El principio del fin del comunismo soviético lo marca la institución de “perestroika”, en 1986, el programa de Mikhail Gorbachev de reestructuración económica, política y social, que llegó a ser el catalizador no intencionado para el desmantelamiento de lo que había tomado tres cuartos de siglo para constituir: el estado totalitario marxista leninista. Además de las reformas económicas, Gorbachev forjó un programa ambicioso de reformas políticas y sociales. El cambio más dramático fue la adopción del programa “glasnost” (franqueza o actitud abierta) respecto a los asuntos públicos.
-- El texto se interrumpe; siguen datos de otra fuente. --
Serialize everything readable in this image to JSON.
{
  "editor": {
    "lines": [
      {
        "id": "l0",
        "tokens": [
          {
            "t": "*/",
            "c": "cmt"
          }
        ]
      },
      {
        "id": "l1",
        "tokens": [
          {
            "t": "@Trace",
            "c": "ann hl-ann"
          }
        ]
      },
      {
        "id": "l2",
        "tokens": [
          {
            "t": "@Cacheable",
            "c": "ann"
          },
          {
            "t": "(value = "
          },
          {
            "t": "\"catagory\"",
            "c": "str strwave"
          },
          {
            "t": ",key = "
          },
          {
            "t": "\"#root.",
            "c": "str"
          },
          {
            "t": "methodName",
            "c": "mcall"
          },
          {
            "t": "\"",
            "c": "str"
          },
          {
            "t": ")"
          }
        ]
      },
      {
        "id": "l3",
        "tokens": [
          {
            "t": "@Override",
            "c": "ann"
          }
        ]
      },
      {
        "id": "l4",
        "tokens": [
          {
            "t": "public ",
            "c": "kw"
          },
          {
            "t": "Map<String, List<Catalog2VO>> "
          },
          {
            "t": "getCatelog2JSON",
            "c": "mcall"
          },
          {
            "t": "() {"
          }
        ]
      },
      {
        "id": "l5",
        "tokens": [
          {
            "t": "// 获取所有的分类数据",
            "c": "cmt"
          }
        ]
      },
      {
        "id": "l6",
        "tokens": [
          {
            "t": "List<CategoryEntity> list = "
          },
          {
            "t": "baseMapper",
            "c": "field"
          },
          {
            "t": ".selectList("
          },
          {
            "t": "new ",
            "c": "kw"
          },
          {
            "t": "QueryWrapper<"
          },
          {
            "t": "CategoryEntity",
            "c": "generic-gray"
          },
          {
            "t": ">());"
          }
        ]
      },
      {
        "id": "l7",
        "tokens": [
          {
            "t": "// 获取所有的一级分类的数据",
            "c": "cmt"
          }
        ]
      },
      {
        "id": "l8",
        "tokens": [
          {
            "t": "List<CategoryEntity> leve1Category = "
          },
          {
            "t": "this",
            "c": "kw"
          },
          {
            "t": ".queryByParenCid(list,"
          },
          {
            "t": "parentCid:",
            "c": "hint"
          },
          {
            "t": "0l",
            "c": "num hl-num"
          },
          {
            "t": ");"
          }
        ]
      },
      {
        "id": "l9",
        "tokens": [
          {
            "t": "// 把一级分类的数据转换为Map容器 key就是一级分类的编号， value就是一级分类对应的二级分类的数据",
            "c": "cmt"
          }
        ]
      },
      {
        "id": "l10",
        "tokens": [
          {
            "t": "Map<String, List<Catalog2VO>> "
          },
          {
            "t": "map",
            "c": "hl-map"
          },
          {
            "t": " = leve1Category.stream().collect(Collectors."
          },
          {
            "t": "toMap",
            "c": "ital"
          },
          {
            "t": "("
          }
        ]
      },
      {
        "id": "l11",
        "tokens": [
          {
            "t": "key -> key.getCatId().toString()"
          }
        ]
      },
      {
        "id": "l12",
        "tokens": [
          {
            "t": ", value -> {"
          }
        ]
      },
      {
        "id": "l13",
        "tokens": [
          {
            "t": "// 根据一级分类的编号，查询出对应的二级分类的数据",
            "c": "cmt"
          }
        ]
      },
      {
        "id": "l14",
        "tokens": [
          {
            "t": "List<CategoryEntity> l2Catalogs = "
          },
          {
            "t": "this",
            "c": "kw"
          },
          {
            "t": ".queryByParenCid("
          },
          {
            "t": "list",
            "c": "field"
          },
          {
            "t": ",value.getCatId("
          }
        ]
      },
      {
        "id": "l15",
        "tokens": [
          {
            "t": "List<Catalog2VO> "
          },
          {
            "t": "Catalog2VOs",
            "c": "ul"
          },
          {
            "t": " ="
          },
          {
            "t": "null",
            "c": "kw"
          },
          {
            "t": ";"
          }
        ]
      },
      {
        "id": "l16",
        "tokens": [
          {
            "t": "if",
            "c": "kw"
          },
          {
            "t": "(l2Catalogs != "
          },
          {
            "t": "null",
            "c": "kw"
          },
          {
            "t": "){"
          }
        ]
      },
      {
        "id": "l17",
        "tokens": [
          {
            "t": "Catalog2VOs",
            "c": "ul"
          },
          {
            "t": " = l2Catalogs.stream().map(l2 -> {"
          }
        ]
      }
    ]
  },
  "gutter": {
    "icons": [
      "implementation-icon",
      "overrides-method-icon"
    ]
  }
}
El mundo observó admirado, si bien incrédulo, el retiro de las fuerzas soviéticas de Afganistán, gobiernos democráticos derrocando a regímenes comunistas en Europa oriental, la disolución del Pacto de Varsovia y el fin abrupto de la guerra fría.
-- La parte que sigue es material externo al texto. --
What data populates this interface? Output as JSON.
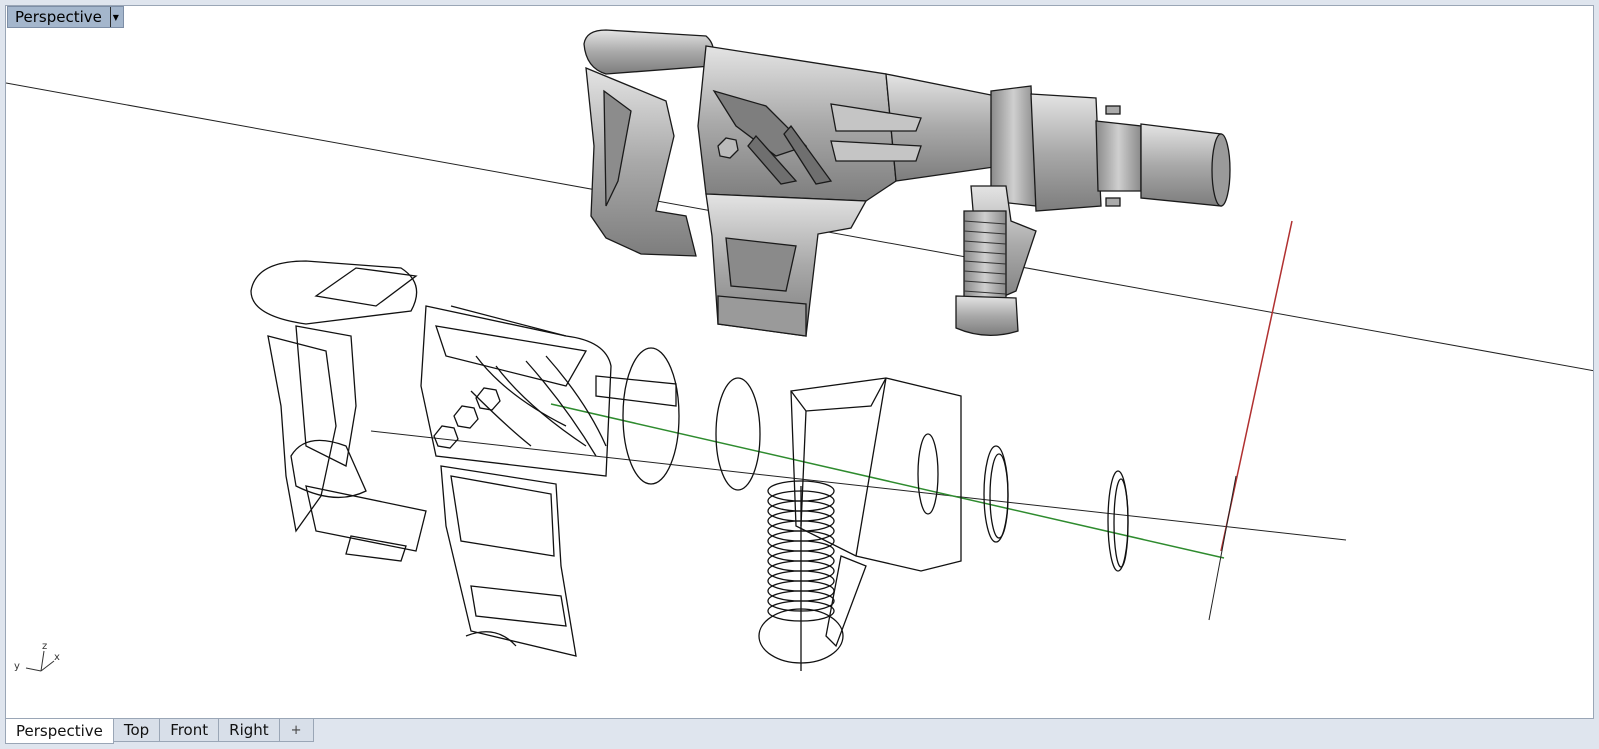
{
  "viewport": {
    "label": "Perspective",
    "caret_icon": "caret-down-icon"
  },
  "axis": {
    "x": "x",
    "y": "y",
    "z": "z"
  },
  "tabs": [
    {
      "label": "Perspective",
      "active": true
    },
    {
      "label": "Top",
      "active": false
    },
    {
      "label": "Front",
      "active": false
    },
    {
      "label": "Right",
      "active": false
    }
  ],
  "add_tab": {
    "label": "+",
    "icon": "plus-icon"
  },
  "colors": {
    "background": "#dfe5ee",
    "viewport_bg": "#ffffff",
    "label_bg": "#a4b6cc",
    "x_axis": "#b03030",
    "y_axis": "#2e8b2e",
    "wire": "#111111",
    "shaded": "#a8a8a8"
  }
}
Pero Gorbachev no estuvo solo. Las estratégicas intervenciones del presidente Ronald Reagan de los Estados Unidos y del papa Juan Pablo II contribuyeron grandemente al desplome del comunismo. De hecho, Gorbachev, refiriéndose a sus programas de reforma, dijo: “No hubieran sido posibles sin el Papa”. Más tarde, el 9 de noviembre de 1989 el Muro de Berlín, símbolo
de la opresión comunista y separador de dos culturas hermanas gemelas, cae
estrepitosamente.
A pesar de todos estos movimientos renovadores, los ortodoxos salvadoreños se mantienen incólumes en su ideología, aunque tratan de disfrazarla con fines políticos, difíciles de aceptar ante la trayectoria histórica de su máximo líder. En este caso solamente una denuncia de sus principios comunistas hecha públicamente por el candidato Hándal daría credibilidad a sus manifiestas
intenciones.
La última prueba del poder hegemónico que los ortodoxos mantienen en su partido la dan cuando aíslan el esfuerzo de otros grupos menos contenciosos y maniobran para derrotar en elecciones primarias al contendiente más próximo del Sr. Hándal.
Finalmente, con ruegos de que la señora de Hándal me disculpe, se me hace imposible aceptar a una dama soviética como Primera Dama de El Salvador y presidenta de la Secretaría Nacional de la Familia.